Spiritual Warfare. Victory Over the Powers of This Dark World.By Timothy M. Warner. Wheaton: Crossway Books, 1991. 160 pp. Paper, $7.95.
The content of this book is an edited form of the Church Growth Lectures given in 1988 at Fuller Theological Seminary. The author is a professor of missions and evangelism at Trinity Evangelical Divinity School.
The central thread of the book is the necessity of “power encounters” in the defeat of the devil. The author’s description of a power encounter includes such matters as prayer and a holy life. Yet the burden of the book is to persuade us to conquer our spiritual enemy through direct confrontations (casting out demons, rebuking Satan, etc).
To be sure, many sound truths are presented which may be commonly found in evangelical approaches to Satan and demons. In this light, many have highly recommended the book (see the back jacket). Nevertheless, my own disagreements with its content raise serious questions with regard to its value.

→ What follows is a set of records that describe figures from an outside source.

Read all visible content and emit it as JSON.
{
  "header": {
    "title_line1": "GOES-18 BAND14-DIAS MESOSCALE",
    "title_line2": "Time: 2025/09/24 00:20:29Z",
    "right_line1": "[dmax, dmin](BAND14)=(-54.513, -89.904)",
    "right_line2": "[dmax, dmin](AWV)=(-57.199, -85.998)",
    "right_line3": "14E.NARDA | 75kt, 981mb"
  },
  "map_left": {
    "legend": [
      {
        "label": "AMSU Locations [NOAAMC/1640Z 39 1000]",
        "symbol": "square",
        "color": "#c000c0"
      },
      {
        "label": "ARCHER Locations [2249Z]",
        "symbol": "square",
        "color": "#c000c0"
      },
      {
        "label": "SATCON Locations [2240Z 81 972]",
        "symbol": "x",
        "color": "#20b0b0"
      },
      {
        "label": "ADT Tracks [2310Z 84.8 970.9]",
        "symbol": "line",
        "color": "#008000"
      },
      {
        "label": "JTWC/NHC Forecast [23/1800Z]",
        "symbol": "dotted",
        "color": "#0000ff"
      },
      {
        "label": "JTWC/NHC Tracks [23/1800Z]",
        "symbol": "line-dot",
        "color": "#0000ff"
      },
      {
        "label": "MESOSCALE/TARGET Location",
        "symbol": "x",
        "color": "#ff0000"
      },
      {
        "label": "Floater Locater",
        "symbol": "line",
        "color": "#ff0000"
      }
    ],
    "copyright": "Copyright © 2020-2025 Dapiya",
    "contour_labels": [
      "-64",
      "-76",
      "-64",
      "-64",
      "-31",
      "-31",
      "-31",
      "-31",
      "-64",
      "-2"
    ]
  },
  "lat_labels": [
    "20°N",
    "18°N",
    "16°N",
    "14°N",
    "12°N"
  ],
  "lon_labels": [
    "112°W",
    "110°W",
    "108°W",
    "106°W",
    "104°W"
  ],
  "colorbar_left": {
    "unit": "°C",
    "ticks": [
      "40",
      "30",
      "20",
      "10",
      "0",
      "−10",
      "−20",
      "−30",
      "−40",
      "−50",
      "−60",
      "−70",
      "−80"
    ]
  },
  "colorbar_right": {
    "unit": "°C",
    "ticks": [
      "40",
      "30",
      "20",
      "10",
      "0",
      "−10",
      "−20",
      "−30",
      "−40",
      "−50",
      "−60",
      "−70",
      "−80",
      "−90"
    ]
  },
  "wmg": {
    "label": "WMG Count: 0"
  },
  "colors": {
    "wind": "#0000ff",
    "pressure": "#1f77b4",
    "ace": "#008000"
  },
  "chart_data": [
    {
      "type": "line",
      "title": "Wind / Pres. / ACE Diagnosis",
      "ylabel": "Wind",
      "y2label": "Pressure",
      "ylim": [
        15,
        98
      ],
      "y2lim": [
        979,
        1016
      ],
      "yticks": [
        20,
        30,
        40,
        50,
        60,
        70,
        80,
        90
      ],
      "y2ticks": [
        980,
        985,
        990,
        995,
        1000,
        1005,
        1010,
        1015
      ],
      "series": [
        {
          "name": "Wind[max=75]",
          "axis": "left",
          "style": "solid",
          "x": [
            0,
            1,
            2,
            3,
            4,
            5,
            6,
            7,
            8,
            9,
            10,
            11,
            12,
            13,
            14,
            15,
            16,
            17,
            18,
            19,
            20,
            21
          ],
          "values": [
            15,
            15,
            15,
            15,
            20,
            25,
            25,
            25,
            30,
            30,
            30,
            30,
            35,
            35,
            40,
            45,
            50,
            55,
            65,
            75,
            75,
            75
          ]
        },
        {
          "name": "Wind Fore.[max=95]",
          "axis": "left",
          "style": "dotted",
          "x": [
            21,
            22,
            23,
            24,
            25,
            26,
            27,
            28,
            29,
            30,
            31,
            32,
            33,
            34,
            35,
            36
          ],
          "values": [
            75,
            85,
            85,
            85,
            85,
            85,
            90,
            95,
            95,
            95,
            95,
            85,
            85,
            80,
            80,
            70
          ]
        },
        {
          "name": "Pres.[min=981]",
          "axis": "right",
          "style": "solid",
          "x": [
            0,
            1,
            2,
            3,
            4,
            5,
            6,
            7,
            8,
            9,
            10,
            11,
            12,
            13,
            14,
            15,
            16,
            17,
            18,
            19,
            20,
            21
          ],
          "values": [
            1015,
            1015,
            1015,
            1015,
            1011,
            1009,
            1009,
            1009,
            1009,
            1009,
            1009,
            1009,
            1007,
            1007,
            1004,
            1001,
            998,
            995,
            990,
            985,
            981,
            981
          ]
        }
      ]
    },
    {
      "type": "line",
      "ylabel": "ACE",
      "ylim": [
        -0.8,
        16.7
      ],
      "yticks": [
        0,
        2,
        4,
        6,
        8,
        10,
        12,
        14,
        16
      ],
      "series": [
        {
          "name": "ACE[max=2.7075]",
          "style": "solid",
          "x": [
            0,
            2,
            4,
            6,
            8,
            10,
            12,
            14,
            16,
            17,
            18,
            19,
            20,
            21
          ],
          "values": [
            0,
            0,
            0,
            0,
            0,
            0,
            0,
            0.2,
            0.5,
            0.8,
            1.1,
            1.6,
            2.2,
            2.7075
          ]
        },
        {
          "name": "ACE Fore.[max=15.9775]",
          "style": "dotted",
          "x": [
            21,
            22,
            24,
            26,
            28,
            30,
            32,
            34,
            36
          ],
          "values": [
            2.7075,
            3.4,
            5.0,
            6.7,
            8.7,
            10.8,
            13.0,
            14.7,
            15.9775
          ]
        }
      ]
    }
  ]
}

In the author’s view, the church must liberate those enslaved to Satan so as to “make disciples” and fulfill the Great Commission. Supernatural manifestations of divine power over Satan must accompany the preaching of the Gospel. Yet, this theology of a “power encounter” effaces biblical salvation and sanctification. The power of the Gospel of grace alone for deliverance becomes deficient (cf. Rom 1:16), and the “power encounter” to deliver a Christian approaches a second-work-of-grace doctrine (cf. p. 65)

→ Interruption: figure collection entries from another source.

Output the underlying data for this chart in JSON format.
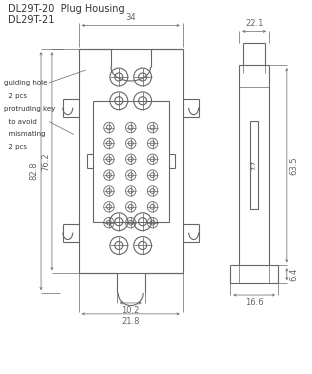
{
  "title_line1": "DL29T-20  Plug Housing",
  "title_line2": "DL29T-21",
  "bg_color": "#ffffff",
  "line_color": "#666666",
  "dim_color": "#666666",
  "text_color": "#333333",
  "dim_34": "34",
  "dim_22_1": "22.1",
  "dim_82_8": "82.8",
  "dim_76_2": "76.2",
  "dim_63_5": "63.5",
  "dim_10_2": "10.2",
  "dim_21_8": "21.8",
  "dim_6_4": "6.4",
  "dim_16_6": "16.6",
  "ann_line1": "guiding hole",
  "ann_line2": "  2 pcs",
  "ann_line3": "protruding key",
  "ann_line4": "  to avoid",
  "ann_line5": "  mismating",
  "ann_line6": "  2 pcs"
}
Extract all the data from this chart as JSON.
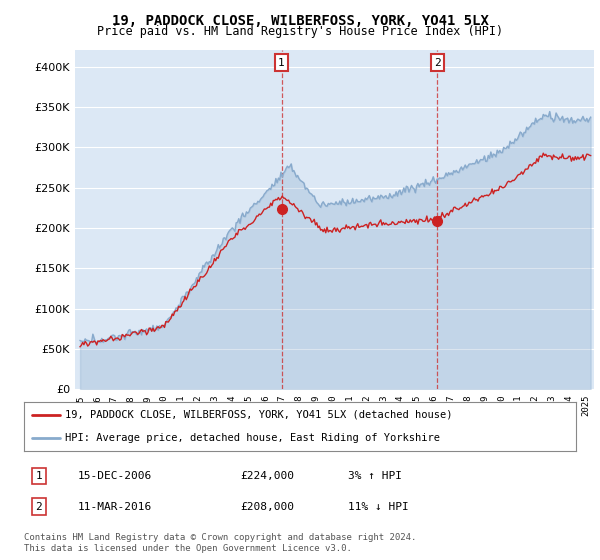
{
  "title": "19, PADDOCK CLOSE, WILBERFOSS, YORK, YO41 5LX",
  "subtitle": "Price paid vs. HM Land Registry's House Price Index (HPI)",
  "ylim": [
    0,
    420000
  ],
  "yticks": [
    0,
    50000,
    100000,
    150000,
    200000,
    250000,
    300000,
    350000,
    400000
  ],
  "sale1_date": 2006.958,
  "sale1_price": 224000,
  "sale2_date": 2016.19,
  "sale2_price": 208000,
  "legend_line1": "19, PADDOCK CLOSE, WILBERFOSS, YORK, YO41 5LX (detached house)",
  "legend_line2": "HPI: Average price, detached house, East Riding of Yorkshire",
  "table_row1_num": "1",
  "table_row1_date": "15-DEC-2006",
  "table_row1_price": "£224,000",
  "table_row1_hpi": "3% ↑ HPI",
  "table_row2_num": "2",
  "table_row2_date": "11-MAR-2016",
  "table_row2_price": "£208,000",
  "table_row2_hpi": "11% ↓ HPI",
  "footer": "Contains HM Land Registry data © Crown copyright and database right 2024.\nThis data is licensed under the Open Government Licence v3.0.",
  "red_color": "#cc2222",
  "blue_color": "#88aacc",
  "highlight_bg": "#dce8f5",
  "xmin": 1994.7,
  "xmax": 2025.5
}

A few of the other teachings in the book which cannot be supported exegetically include: (1) demonic possession/oppression can be passed on sexually (p. 73) or genetically (pp. 73, 107); (2) the issue in demon possession is not the location (inside versus outside) (pp. 80–85); (3) Christians can be demon-possessed; (4) at baptism, new believers should renounce Satan so as to be delivered from any potential demonic possession or control (pp. 108, 120-21); (5) Christians must pray against territorial spirits; and (6) demons attach themselves to objects and places, and need to be “cleansed” (pp. 90, 93-95).
This book is best suited as a primer in the theology of moderate “deliverance ministries.” While a call for balance is found in its pages, look for it elsewhere.